Consumers can use this information to determine whether their PHI was compromised by such a breach and begin the process to further protect their information. If consumers suspect they have been a victim of identify theft or fraud, this information can also be used to pursue restitution from the responsible entities. For example, when the federal government was at the helm during past breaches, they have provided victims with credit and fraud monitoring services for an extended period to ensure consumers are protected to the fullest extent possible.
The following packages are necesary to view the Breach information.
| Package | Explanation |
|---|---|
| tidyverse | For all things tidy |
| DT | To display some data using Data tables |
| knitr | For introducing R and HTML together |
| rmdformats | For ready-to-use R Markdown |
| lubridate | To manipulate date formats |
The first data set, “Breach_Archive”, contains data on 2,049 breach investigations that were investigated and ultimately closed.
The second data set, “Breach_Investigation”, contains data on 406 breach investigations currently ongoing.
To identify which records are closed and which are under investigation, a new column “Investigated” was created. This column uses a value of ‘1’ if the data breach investigation is complete, and a ‘0’ if the data breach is currently under investigation.
To combine the files into a single data set, each data set MUST have the same number of columns and each column name must ALSO use the same names.
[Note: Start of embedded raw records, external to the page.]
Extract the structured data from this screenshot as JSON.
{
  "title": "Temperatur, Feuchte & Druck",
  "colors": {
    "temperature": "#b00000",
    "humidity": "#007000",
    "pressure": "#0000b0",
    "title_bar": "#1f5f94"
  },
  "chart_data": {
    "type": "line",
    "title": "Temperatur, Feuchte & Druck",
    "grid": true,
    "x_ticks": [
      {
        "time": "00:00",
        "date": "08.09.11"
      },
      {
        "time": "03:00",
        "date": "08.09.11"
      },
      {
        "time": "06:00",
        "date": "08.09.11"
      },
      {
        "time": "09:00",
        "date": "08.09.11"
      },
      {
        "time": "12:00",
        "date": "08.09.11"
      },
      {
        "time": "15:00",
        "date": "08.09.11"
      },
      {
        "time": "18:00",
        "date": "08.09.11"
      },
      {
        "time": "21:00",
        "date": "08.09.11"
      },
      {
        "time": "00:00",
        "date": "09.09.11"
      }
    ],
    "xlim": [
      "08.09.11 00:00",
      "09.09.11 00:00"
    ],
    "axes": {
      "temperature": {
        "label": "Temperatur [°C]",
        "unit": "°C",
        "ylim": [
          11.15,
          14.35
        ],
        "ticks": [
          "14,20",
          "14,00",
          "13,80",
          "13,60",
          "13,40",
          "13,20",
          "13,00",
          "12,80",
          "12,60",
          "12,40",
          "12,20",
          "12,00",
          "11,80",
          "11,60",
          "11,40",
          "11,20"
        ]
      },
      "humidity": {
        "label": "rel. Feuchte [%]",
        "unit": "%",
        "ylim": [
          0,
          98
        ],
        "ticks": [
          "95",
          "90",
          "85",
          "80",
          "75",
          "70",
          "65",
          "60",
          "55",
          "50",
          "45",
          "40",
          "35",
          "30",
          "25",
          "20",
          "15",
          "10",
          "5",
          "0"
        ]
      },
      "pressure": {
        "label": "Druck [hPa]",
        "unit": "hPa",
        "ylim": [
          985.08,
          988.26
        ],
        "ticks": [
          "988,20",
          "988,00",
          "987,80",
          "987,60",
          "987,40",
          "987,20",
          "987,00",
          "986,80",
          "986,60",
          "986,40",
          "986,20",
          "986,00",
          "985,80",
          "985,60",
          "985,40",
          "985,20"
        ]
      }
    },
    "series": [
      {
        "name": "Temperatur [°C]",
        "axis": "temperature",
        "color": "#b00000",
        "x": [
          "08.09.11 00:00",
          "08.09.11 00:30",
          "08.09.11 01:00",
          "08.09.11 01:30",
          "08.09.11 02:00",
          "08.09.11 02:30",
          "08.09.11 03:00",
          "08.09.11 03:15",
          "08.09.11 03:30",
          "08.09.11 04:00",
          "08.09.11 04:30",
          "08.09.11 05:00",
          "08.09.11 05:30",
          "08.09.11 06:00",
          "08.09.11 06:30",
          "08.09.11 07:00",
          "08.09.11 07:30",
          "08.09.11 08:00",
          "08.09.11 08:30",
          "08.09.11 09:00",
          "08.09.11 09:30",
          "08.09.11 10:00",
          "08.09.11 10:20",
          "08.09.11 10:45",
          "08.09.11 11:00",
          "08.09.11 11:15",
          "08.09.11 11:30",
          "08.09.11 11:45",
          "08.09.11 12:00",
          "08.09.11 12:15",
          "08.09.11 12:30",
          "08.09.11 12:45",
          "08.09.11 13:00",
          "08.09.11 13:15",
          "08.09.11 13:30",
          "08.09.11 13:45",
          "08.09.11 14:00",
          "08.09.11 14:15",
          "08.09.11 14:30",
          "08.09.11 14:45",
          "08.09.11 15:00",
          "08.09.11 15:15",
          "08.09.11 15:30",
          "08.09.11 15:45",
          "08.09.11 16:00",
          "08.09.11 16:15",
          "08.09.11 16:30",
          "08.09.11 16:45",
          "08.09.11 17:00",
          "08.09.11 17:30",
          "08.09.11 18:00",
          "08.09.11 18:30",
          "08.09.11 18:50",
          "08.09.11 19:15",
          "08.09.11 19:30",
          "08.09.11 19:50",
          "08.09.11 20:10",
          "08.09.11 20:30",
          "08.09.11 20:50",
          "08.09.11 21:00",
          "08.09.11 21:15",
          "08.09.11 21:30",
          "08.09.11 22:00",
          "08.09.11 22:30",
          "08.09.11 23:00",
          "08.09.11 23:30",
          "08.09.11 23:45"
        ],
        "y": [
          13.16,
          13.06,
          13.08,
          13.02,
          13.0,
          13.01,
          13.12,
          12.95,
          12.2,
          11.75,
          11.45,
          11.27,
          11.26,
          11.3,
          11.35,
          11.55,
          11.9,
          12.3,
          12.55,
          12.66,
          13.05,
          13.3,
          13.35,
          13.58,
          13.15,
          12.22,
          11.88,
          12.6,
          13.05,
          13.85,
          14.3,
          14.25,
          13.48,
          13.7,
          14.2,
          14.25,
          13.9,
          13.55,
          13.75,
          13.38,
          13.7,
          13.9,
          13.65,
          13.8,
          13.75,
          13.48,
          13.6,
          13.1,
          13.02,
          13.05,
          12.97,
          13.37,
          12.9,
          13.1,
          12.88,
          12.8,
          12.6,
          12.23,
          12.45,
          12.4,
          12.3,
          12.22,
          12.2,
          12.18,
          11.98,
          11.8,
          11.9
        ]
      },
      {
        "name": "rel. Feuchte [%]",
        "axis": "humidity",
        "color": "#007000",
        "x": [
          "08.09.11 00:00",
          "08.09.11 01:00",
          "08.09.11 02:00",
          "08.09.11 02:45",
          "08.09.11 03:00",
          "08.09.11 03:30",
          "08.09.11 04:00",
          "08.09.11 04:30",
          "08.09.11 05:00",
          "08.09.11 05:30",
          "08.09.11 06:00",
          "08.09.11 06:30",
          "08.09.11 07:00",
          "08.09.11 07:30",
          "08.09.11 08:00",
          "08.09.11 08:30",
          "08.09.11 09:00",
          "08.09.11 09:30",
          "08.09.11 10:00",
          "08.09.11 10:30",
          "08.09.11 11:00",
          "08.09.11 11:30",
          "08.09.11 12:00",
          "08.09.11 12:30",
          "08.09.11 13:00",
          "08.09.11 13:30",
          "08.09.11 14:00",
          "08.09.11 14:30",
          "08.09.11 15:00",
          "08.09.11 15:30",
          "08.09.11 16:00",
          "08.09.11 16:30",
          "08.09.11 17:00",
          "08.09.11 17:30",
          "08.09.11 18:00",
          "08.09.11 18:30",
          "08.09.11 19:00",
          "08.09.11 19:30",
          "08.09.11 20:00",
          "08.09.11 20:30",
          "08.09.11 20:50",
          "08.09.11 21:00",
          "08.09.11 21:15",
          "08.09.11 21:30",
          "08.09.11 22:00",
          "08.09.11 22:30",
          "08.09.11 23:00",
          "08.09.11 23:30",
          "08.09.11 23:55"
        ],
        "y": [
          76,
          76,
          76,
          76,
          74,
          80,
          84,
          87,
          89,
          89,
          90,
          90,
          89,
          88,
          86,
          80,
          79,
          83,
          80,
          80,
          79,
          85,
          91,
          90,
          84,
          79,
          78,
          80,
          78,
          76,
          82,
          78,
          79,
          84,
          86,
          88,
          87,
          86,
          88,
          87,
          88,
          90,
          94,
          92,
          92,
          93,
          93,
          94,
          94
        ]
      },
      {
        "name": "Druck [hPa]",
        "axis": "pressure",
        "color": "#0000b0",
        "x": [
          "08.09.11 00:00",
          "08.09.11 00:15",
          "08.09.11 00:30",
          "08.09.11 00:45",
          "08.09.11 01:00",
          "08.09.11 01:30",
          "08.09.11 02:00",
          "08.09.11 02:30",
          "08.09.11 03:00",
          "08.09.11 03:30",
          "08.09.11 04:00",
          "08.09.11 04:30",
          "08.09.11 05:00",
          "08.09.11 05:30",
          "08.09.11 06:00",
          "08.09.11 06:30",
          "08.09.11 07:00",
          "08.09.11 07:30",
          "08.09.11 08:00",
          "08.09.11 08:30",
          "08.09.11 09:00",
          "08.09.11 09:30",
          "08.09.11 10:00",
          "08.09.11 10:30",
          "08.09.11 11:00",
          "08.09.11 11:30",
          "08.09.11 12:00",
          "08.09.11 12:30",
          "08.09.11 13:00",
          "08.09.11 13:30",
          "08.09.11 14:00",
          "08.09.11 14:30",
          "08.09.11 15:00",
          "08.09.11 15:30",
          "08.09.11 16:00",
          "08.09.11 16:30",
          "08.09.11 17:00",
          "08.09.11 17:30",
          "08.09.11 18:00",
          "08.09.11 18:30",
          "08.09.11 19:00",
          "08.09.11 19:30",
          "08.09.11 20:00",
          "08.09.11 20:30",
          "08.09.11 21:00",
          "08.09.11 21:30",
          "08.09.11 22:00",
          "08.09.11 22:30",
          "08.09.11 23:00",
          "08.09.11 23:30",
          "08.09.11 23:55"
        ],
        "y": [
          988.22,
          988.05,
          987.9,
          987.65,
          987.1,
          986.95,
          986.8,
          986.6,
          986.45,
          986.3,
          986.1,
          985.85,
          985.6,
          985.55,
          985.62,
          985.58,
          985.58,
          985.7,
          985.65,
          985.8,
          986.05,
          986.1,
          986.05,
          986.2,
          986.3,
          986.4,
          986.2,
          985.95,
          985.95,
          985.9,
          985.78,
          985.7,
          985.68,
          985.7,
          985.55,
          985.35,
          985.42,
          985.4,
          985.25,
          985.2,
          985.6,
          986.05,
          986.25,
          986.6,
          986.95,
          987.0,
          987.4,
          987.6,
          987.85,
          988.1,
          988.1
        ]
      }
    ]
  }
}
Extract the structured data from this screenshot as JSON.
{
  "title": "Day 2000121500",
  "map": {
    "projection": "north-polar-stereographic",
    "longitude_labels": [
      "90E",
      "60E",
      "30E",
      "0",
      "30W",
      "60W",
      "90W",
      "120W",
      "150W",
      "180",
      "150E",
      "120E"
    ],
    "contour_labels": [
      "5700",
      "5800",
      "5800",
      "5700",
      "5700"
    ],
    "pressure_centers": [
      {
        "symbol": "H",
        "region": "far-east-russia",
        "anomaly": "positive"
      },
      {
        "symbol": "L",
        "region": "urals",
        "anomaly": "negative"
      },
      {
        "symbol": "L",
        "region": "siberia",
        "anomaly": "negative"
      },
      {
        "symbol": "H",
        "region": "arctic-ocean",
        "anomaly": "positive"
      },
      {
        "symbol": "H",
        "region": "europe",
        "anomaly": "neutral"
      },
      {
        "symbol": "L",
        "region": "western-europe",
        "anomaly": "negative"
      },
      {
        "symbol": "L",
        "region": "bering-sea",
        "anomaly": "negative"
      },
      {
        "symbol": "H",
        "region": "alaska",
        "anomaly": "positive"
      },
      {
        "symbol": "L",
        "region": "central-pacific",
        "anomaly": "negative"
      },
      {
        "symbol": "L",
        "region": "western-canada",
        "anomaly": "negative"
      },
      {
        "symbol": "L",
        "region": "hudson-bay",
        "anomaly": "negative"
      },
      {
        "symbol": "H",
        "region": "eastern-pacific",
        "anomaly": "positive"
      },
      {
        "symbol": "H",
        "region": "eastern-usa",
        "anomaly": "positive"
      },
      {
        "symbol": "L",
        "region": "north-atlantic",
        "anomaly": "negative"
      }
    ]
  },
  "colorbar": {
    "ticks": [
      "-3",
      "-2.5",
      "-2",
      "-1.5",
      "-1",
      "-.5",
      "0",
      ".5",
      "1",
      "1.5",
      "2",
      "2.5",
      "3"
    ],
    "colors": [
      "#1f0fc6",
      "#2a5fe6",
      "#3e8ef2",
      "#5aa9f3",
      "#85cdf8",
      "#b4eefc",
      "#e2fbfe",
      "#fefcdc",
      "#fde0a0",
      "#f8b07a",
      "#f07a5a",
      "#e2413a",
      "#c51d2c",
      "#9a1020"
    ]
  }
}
To do this, the function rbind() is used to stack the data from the Investigation Complete data set directly above the data from the Under Investigation file.
## Name of Covered Entity State
## 0 3
## Covered Entity Type Individuals Affected
## 3 1
## Breach Submission Date Type of Breach
## 0 1
## Location of Breached Information Business Associate Present
## 0 0
## Web Description Investigated
## 742 0
## [1] "Name of Covered Entity" "State"
## [3] "Covered Entity Type" "Individuals Affected"
## [5] "Breach Submission Date" "Type of Breach"
## [7] "Location of Breached Information" "Business Associate Present"
## [9] "Web Description" "Investigated"
breach$BreachSubmissionDate <- as.Date(breach$BreachSubmissionDate, "%m/%d/%Y")
Each record is identified as having at least 1 of 7 types of breach:
Hacking/IT
Improper_Disposal
Loss
Theft
Unauthorized Access/Disclosure
Unknown
Other
breach %>%
group_by(State) %>%
datatable()